Güneş Erkul – 28 Haz, 2015
Büyük İsrail koridoru, ülkemizin güneydoğusunda ülke sınırının içinde fiilen oluşturulmuştur, ülkemiz fiilen bölünmüş ve anayasa da değiştirilip, fiili duruma uydurularak, bölünme resmileştirilmek istenmektedir, kişisel menfaatleri için milli menfaatlerin hepsinden ödünler veren AKP zaten anayasal suçlar işlemiştir, buna izleyici kalan komuta kademesi de gençliğe hitabede verilen birinci vazifesini yapmayarak bu suça ortak olmuştur.

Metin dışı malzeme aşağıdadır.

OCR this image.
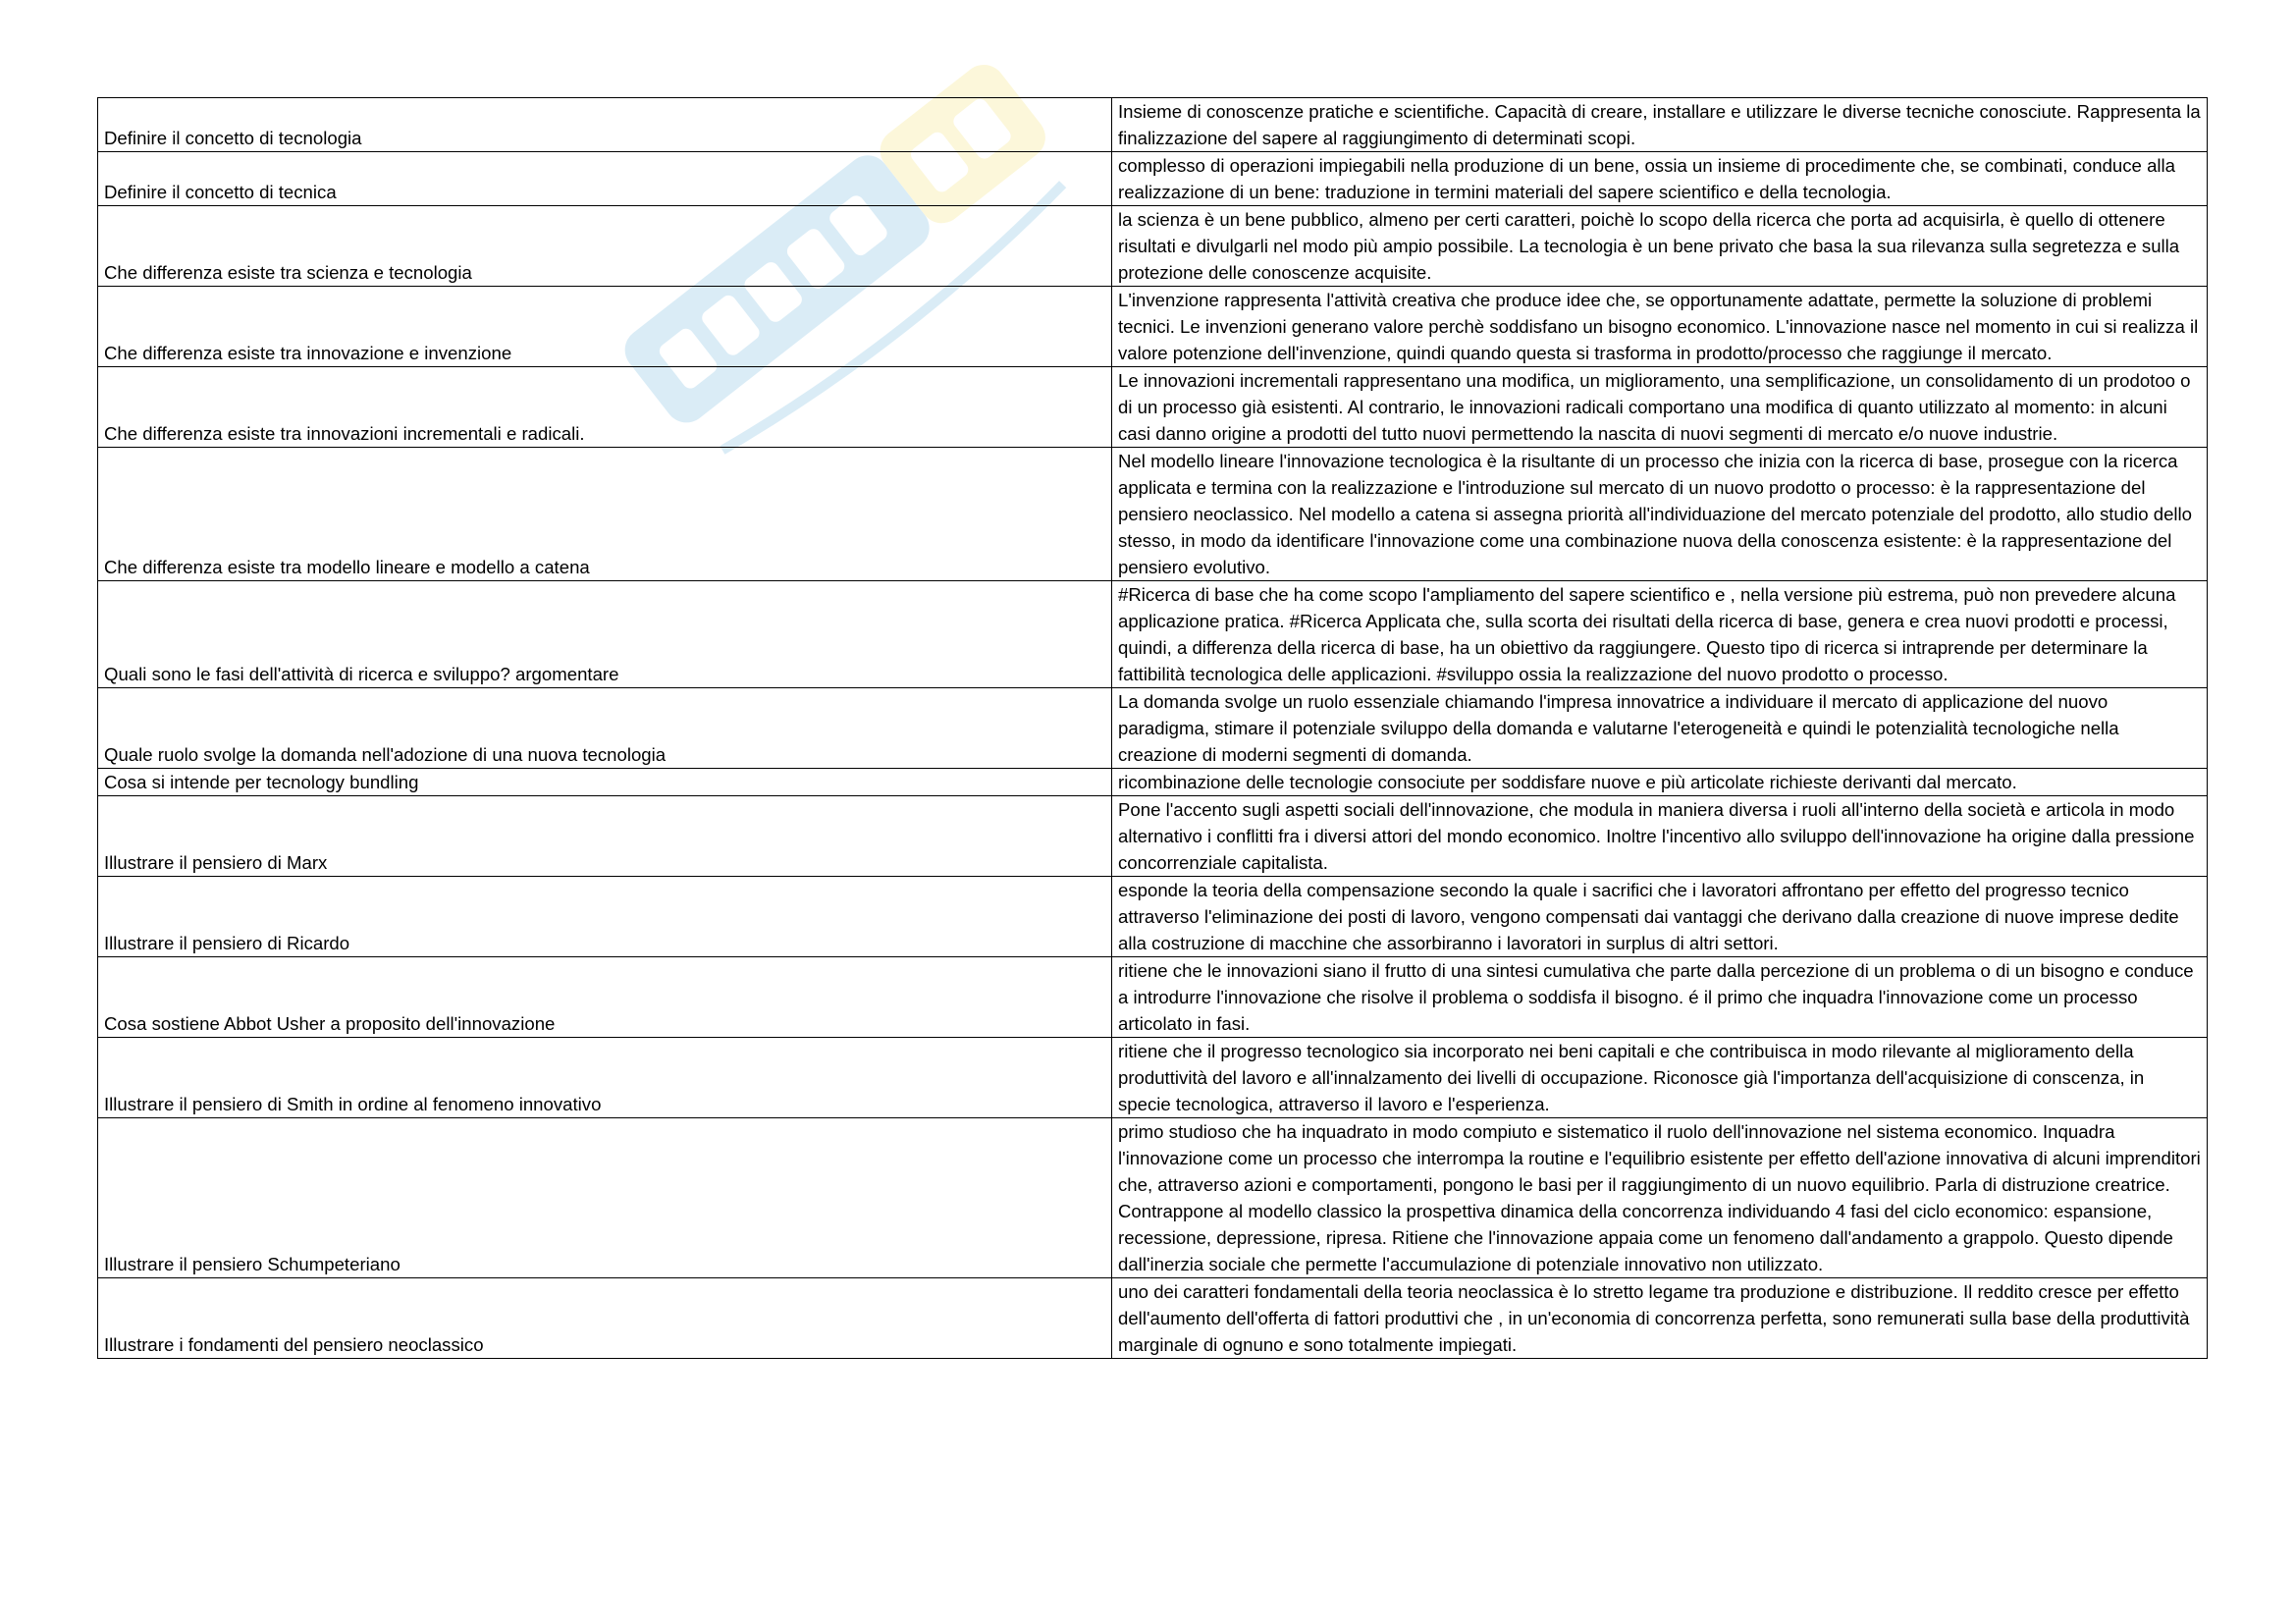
Definire il concetto di tecnologia	Insieme di conoscenze pratiche e scientifiche. Capacità di creare, installare e utilizzare le diverse tecniche conosciute. Rappresenta la finalizzazione del sapere al raggiungimento di determinati scopi.
Definire il concetto di tecnica	complesso di operazioni impiegabili nella produzione di un bene, ossia un insieme di procedimente che, se combinati, conduce alla realizzazione di un bene: traduzione in termini materiali del sapere scientifico e della tecnologia.
Che differenza esiste tra scienza e tecnologia	la scienza è un bene pubblico, almeno per certi caratteri, poichè lo scopo della ricerca che porta ad acquisirla, è quello di ottenere risultati e divulgarli nel modo più ampio possibile. La tecnologia è un bene privato che basa la sua rilevanza sulla segretezza e sulla protezione delle conoscenze acquisite.
Che differenza esiste tra innovazione e invenzione	L'invenzione rappresenta l'attività creativa che produce idee che, se opportunamente adattate, permette la soluzione di problemi tecnici. Le invenzioni generano valore perchè soddisfano un bisogno economico. L'innovazione nasce nel momento in cui si realizza il valore potenzione dell'invenzione, quindi quando questa si trasforma in prodotto/processo che raggiunge il mercato.
Che differenza esiste tra innovazioni incrementali e radicali.	Le innovazioni incrementali rappresentano una modifica, un miglioramento, una semplificazione, un consolidamento di un prodotoo o di un processo già esistenti. Al contrario, le innovazioni radicali comportano una modifica di quanto utilizzato al momento: in alcuni casi danno origine a prodotti del tutto nuovi permettendo la nascita di nuovi segmenti di mercato e/o nuove industrie.
Che differenza esiste tra modello lineare e modello a catena	Nel modello lineare l'innovazione tecnologica è la risultante di un processo che inizia con la ricerca di base, prosegue con la ricerca applicata e termina con la realizzazione e l'introduzione sul mercato di un nuovo prodotto o processo: è la rappresentazione del pensiero neoclassico. Nel modello a catena si assegna priorità all'individuazione del mercato potenziale del prodotto, allo studio dello stesso, in modo da identificare l'innovazione come una combinazione nuova della conoscenza esistente: è la rappresentazione del pensiero evolutivo.
Quali sono le fasi dell'attività di ricerca e sviluppo? argomentare	#Ricerca di base che ha come scopo l'ampliamento del sapere scientifico e , nella versione più estrema, può non prevedere alcuna applicazione pratica. #Ricerca Applicata che, sulla scorta dei risultati della ricerca di base, genera e crea nuovi prodotti e processi, quindi, a differenza della ricerca di base, ha un obiettivo da raggiungere. Questo tipo di ricerca si intraprende per determinare la fattibilità tecnologica delle applicazioni. #sviluppo ossia la realizzazione del nuovo prodotto o processo.
Quale ruolo svolge la domanda nell'adozione di una nuova tecnologia	La domanda svolge un ruolo essenziale chiamando l'impresa innovatrice a individuare il mercato di applicazione del nuovo paradigma, stimare il potenziale sviluppo della domanda e valutarne l'eterogeneità e quindi le potenzialità tecnologiche nella creazione di moderni segmenti di domanda.
Cosa si intende per tecnology bundling	ricombinazione delle tecnologie consociute per soddisfare nuove e più articolate richieste derivanti dal mercato.
Illustrare il pensiero di Marx	Pone l'accento sugli aspetti sociali dell'innovazione, che modula in maniera diversa i ruoli all'interno della società e articola in modo alternativo i conflitti fra i diversi attori del mondo economico. Inoltre l'incentivo allo sviluppo dell'innovazione ha origine dalla pressione concorrenziale capitalista.
Illustrare il pensiero di Ricardo	esponde la teoria della compensazione secondo la quale i sacrifici che i lavoratori affrontano per effetto del progresso tecnico attraverso l'eliminazione dei posti di lavoro, vengono compensati dai vantaggi che derivano dalla creazione di nuove imprese dedite alla costruzione di macchine che assorbiranno i lavoratori in surplus di altri settori.
Cosa sostiene Abbot Usher a proposito dell'innovazione	ritiene che le innovazioni siano il frutto di una sintesi cumulativa che parte dalla percezione di un problema o di un bisogno e conduce a introdurre l'innovazione che risolve il problema o soddisfa il bisogno. é il primo che inquadra l'innovazione come un processo articolato in fasi.
Illustrare il pensiero di Smith in ordine al fenomeno innovativo	ritiene che il progresso tecnologico sia incorporato nei beni capitali e che contribuisca in modo rilevante al miglioramento della produttività del lavoro e all'innalzamento dei livelli di occupazione. Riconosce già l'importanza dell'acquisizione di conscenza, in specie tecnologica, attraverso il lavoro e l'esperienza.
Illustrare il pensiero Schumpeteriano	primo studioso che ha inquadrato in modo compiuto e sistematico il ruolo dell'innovazione nel sistema economico. Inquadra l'innovazione come un processo che interrompa la routine e l'equilibrio esistente per effetto dell'azione innovativa di alcuni imprenditori che, attraverso azioni e comportamenti, pongono le basi per il raggiungimento di un nuovo equilibrio. Parla di distruzione creatrice. Contrappone al modello classico la prospettiva dinamica della concorrenza individuando 4 fasi del ciclo economico: espansione, recessione, depressione, ripresa. Ritiene che l'innovazione appaia come un fenomeno dall'andamento a grappolo. Questo dipende dall'inerzia sociale che permette l'accumulazione di potenziale innovativo non utilizzato.
Illustrare i fondamenti del pensiero neoclassico	uno dei caratteri fondamentali della teoria neoclassica è lo stretto legame tra produzione e distribuzione. Il reddito cresce per effetto dell'aumento dell'offerta di fattori produttivi che , in un'economia di concorrenza perfetta, sono remunerati sulla base della produttività marginale di ognuno e sono totalmente impiegati.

Okyanus ötesinden yapılan tertiplerle altını kalınca çizerek ifade etmek gerekir ki “ordunun en üst kademesi” antiemperyalist, millici unsurlardan tamamen temizlenmiştir. Bunun sonucu olarak, sınırlarımız yol geçen hanı olmuş, pydsi, ışıdi, bilumum teröristler ülkemizde yetiştirilir ve ihraç edilir hale gelmiştir, Pkklılar dağdan inmediği gibi şehirlerde de türemiş, şehit analarının yüreklerini dağlayan “sayın öcalan!” ifadeleri meclise girmiştir. PKK meclistedir, tüm kanallarda gazetelerdedir, gece gündüz propogandası yapılmaktadır. Beyinlerimizde etnik koridorlar oluşturulmuştur.
Müdahale mi dediniz!
Komutanlar, genelkurmay başkanının bile içeri alınmasına müdahale edememiştir, askeri birlikteki bayrağı indirenlere müdahale edemez durumdadır, Şah Fırat rezaletini saymıyorum bile. Bu yapıdan ülke sınırlarının dışında; antiemperyalist bir müdahale bekleyenlerin fikirlerine müdahale etmek gerekir .
Milli bir ordu kaldıysa yapacağı ilk iş; BOP koridoru denilen, Büyük İsrail Koridorunun hayat damarını kesmektir. O damar ülkemizdedir, bunun için izne gereksinimi yoktur, zira izni ve emri Başkomutan Mustafa Kemal Gençliğe Hitabede vermiştir. Ülkemizdeki fiili PKK işgalini bitirmek; PYD koridorunu, Barzani’yi, emperyalizmi bitirmek, perişan etmek demektir.
Stratejik düşünmekse mesele; Mustafa Kemal Paşa, önce İngiltere destekli Yunan işgaline son vermiştir, önce Anadoluyu kurtarmıştır. Çünkü biliyordu ki; Anadolu kurtulursa Misak-ı Milli içindeki Musul ve Kerkük için de kurtuluşa sıra gelecektir, ömrü vefa etmemiştir.
Anadolu kurtulduktan sonra bölge ülkeleriyle ittifaklar, paktlar kurmuştur. Bölücü hiçbir ayaklanmaya, girişime izin vermemiştir.
İşte bugün de yapılması gereken aynı şeydir.
“Milli menfaatler için koridora müdahale edelim” diyorlar. Güzel de “kişisel emellerini müstevlilerin emelleriyle tevhid eden iktidar sahipleri” kişisel menfaatleri uğruna milli olan hiçbir kurum bırakmadılar.
Memlekete kanser gibi girdiler, vatanı ve vatanseverleri kanser ettiler.
Ülkeyi ve bölgeyi yangın yerine çevirenlerin ipiyle kuyuya inilmez.